I’ve had a 5 year old help his 3 year old brother play a computer game by moving the mouse for him.

You can have an older child read to your toddler.

You can simply ask them to play together in another room- your toddler one gets a friend and you big kid gets a break from school!

Sometimes, if I am really in need of some help I have been known to stick two young ones together. Yes, they make a mess and sometimes get a little loud, but that’s okay. This has so many more benefits than just allowing you to get lessons done, your kids get a chance to bond and build their relationship even more and they will get even closer because of it.

 

3 toddlers test items that float or don't float in a bowl of water

3 toddlers testing which things float and don’t float while their older siblings do a more difficult buoyancy experiment at a different table

 

Work Together and Be Inclusive

To me, this is the most important thing. We learn as a family and just because some one isn’t “school” aged or even old enough to really understand what is going on in a particular lesson, we still all do it together. All of our science and history lessons include the entire family.

Remember almost ALL activities and lessons can be altered to work for ALL ages- and it’s one of the beauties and benefits of homeschooling. 

A toddler might not understand molecules and chemical bonds, but he will have fun using small muscles building with marshmallows and toothpicks while his older brothers build carbon dioxide or water molecules.

When we have made lapbooks in the past, I make a simpler version for the younger kids with less writing and more pictures. Almost any lesson can be simplified or made more complicated so that there is something for every age. You will be amazed at what young kids pick up and remember as they learn alongside older siblings.

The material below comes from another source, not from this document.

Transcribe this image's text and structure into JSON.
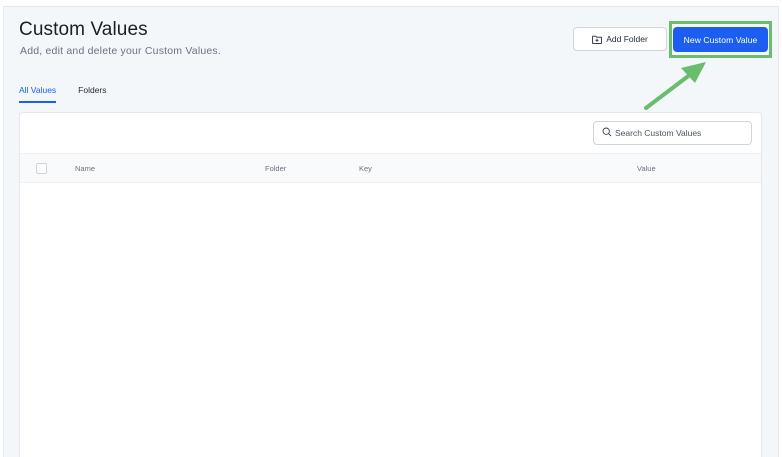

Even when working on bookwork, you can include everyone. If older ones are working in handwriting or copywork, toddlers can be coloring at the table too.

Toddlers can build and play with math manipulatives while an older sibling uses them with his lessons.

This is a great way to build excitement for school. You want your toddlers to keep that “I want to do school!” mentality as long as possible. So include them!

 

toddler coloring on a piece of paper with a crayon

 

Be Flexible

If you are homeschooling with a toddler in the house, you have to learn to be flexible.

Don’t be a slave to your schedule. If it is not working, change it.

Just because public school starts bright and early in the morning doesn’t mean you have to. Do your history reading during lunch time. Have math lessons during nap time. Take turns reading books aloud at bedtime- you read one, he reads one- to get that reading practice in.

Find what works for your family and do that instead.

If your infant or toddler is having a bad day and just not being agreeable, take a break for a bit and try again later after some outside time or other fun activity.

Take your learning on the road and allow natural exploration to take over instead of book work.

 

The main thing to remember is: There will be days when you feel like no school is getting done and your toddler is getting into everything. And there will be days when everything falls into place. And that’s okay. 

As a homeschooler there is no time table you must stick to. There are no check boxes that must be checked. You have the freedom to create your own schedule and make your own goals. 

So just keep your eye on the ultimate goal- happy kids who love to learn.